Send work/advance requests quickly
- Automatically calculate work norms
- Plan your budget clearly
- Easily request advances
Simplify the process of collecting invoices – creating expenses
- Reduce invoice receipt and verification time – initiate expenses in just 2 taps
- Proactive mass expense reporting helps streamline processes
- Automatically navigate the browsing flow according to established units, regulations, and decentralization
Approve documents conveniently and transparently
- Approve anytime, anywhere cross-platform
- Approval reminders to keep work from getting delayed
- Understand clearly the status of compliance with regulations and budget before making decisions
- Record approval/rejection history with valid reasons
Control costs strictly according to policies and budget
- Complete and valid invoices and documents
- Prepare budgets by department, project and spending category
- Warning when costs and payment requests do not/do exceed the budget
- Display quick reports with detailed, up-to-date information on planned and actual expenditures
- Dashboard for intuitive, multi-dimensional cost management in real time across multiple platforms
Advantages of Bizzi Expense – Optimal cost management solution for businesses
- Easy to use: Bizzi Expense is designed with an intuitive and user-friendly interface, making it easy to record, track and manage expenses.
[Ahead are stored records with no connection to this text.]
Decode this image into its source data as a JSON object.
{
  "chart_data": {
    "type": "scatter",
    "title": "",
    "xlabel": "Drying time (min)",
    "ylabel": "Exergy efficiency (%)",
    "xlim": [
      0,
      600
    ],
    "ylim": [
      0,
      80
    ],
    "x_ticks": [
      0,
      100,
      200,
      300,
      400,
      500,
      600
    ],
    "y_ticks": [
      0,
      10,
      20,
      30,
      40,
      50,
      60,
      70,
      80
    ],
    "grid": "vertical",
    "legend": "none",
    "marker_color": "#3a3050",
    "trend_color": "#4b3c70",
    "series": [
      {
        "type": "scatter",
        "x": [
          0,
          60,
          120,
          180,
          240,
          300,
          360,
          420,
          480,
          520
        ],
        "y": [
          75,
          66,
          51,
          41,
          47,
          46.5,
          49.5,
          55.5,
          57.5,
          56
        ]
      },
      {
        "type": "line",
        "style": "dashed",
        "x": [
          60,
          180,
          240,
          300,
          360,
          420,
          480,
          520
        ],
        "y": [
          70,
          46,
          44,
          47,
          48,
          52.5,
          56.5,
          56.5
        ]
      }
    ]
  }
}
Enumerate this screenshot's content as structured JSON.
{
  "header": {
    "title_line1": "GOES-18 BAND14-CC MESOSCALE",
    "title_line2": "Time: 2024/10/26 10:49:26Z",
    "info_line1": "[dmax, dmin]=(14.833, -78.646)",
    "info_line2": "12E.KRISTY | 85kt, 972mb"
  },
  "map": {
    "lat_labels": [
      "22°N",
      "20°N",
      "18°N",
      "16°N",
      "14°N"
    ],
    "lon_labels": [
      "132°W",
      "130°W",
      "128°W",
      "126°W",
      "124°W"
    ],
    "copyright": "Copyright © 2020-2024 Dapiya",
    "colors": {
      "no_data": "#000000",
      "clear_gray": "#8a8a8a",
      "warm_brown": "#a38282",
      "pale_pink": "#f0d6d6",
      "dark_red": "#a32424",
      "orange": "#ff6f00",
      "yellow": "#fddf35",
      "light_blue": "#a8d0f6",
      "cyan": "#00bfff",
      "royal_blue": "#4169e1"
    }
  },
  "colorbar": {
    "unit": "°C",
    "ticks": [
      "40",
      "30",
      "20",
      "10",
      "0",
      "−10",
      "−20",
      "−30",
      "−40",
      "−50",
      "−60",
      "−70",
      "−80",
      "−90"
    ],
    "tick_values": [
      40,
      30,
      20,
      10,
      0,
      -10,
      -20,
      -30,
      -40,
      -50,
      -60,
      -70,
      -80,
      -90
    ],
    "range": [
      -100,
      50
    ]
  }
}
- Powerful Features: Bizzi Expense provides full features for expense management, from recording invoices, classifying expenses to creating and approving expenses online.
- Cost savings: Compared to other solutions, Bizzi Expense has a reasonable price, suitable for many types of businesses, especially small and medium enterprises.
- Good support: Bizzi Expense has a friendly and enthusiastic customer support team, always ready to answer any questions you may have.
The above article provides detailed information about what variable costs are and how to calculate variable costs accurately. When managing variable costs effectively and optimally, businesses can reduce product costs, optimize cash flow, and avoid unnecessary costs. This creates a basis for increasing profits, improving competitiveness, and flexibly adjusting production according to the market.
In the era of rapid technological development, understanding what variable costs are and applying tools to management will contribute to increasing efficiency and optimizing resources for businesses. With Bizzi Expense - Comprehensive business cost management, all business operations - revenue and expenditure will be digitized and automated intelligently.
Contact Bizzi now to experience specialized solutions specifically for your business!